I have four brothers - I'm in the middle with two above and two below. I went to boarding school in India and studied engineering before joining the family textiles business. I lost my father when I was 28. My brothers and I faced a difficult task (in emulating his business success), but I was innovative. I set up India's first private airline in 1993 with Lufthansa. It was called ModiLuft. It was very glamorous - we had blond airhostesses - but it was also stressful. The government didn't allow us to print schedules because they thought we were competing with the national carrier (Air India). So we had to say, "Take a breakfast flight from Delhi to Bombay", or "Take a dinner flight". That's the price you pay for being a pioneer. We shut it down in 1996 and I restarted it in 2005 as SpiceJet.
Wealth can be troublesome. I have three children - two daughters and one son.

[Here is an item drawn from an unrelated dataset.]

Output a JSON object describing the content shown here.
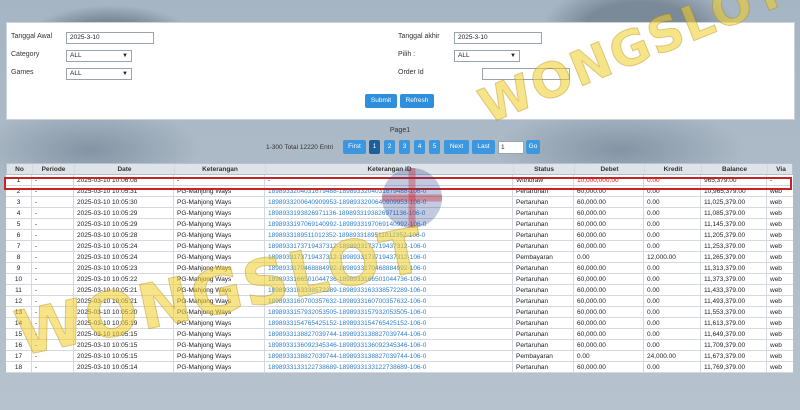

In 1995, there was a kidnap threat on my son, who was 14, and they asked for US$2 million, although the kidnap was never carried out. The police suggested we relocate outside India so we moved to London and I've lived there ever since. In London, I set up the charity Arts for India (to promote education in India for underprivileged children through scholarships). I also set up a yarn factory in Manchester, with a local partner.
An incident in 2005 was a turning point for me. This is how fate strikes. The then Japanese prime minister (Junichiro Koizumi) was visiting India with 30 business leaders, as well as a Buddhist leader, Her Holiness Setsuko Nakanishi. They were at the Oberoi hotel (in Mumbai) and couldn't find a conference room in which to meet. I knew about a small private club in the hotel and suggested to the manager they make the space available between the lunch and dinner sittings. The Buddhist leader wanted to thank me. As I entered the hall - I'm six foot one, she was just four foot one - we made eye contact and she started crying, tears rolling down her cheeks. She took my hands and declared to everyone, "I know this man from a previous life." I didn't feel it, but she was on a higher plane and could see it. I believed her. You can't just cry like that, it was a real emotion. Then she sang a prayer for me and invited me to Japan.
SpiceJet was launching in Japan, so I went to visit. My business partners really laid out the red carpet for me, with a reception and limousine. I went to Kyoto to meet Nakanishi, although we were never on our own because I couldn't speak Japanese. Again she saw me and was under a kind of spell, crying. She ordered a vegetarian meal and we discussed religion and life. She invited me the next morning to her house, above which is a Buddhist chapel, where we went to pray together. Before I left, I asked, "How will we communicate?" She replied, "Through dreams." I started having profound dreams, so I decided to capture them and my thoughts in a book.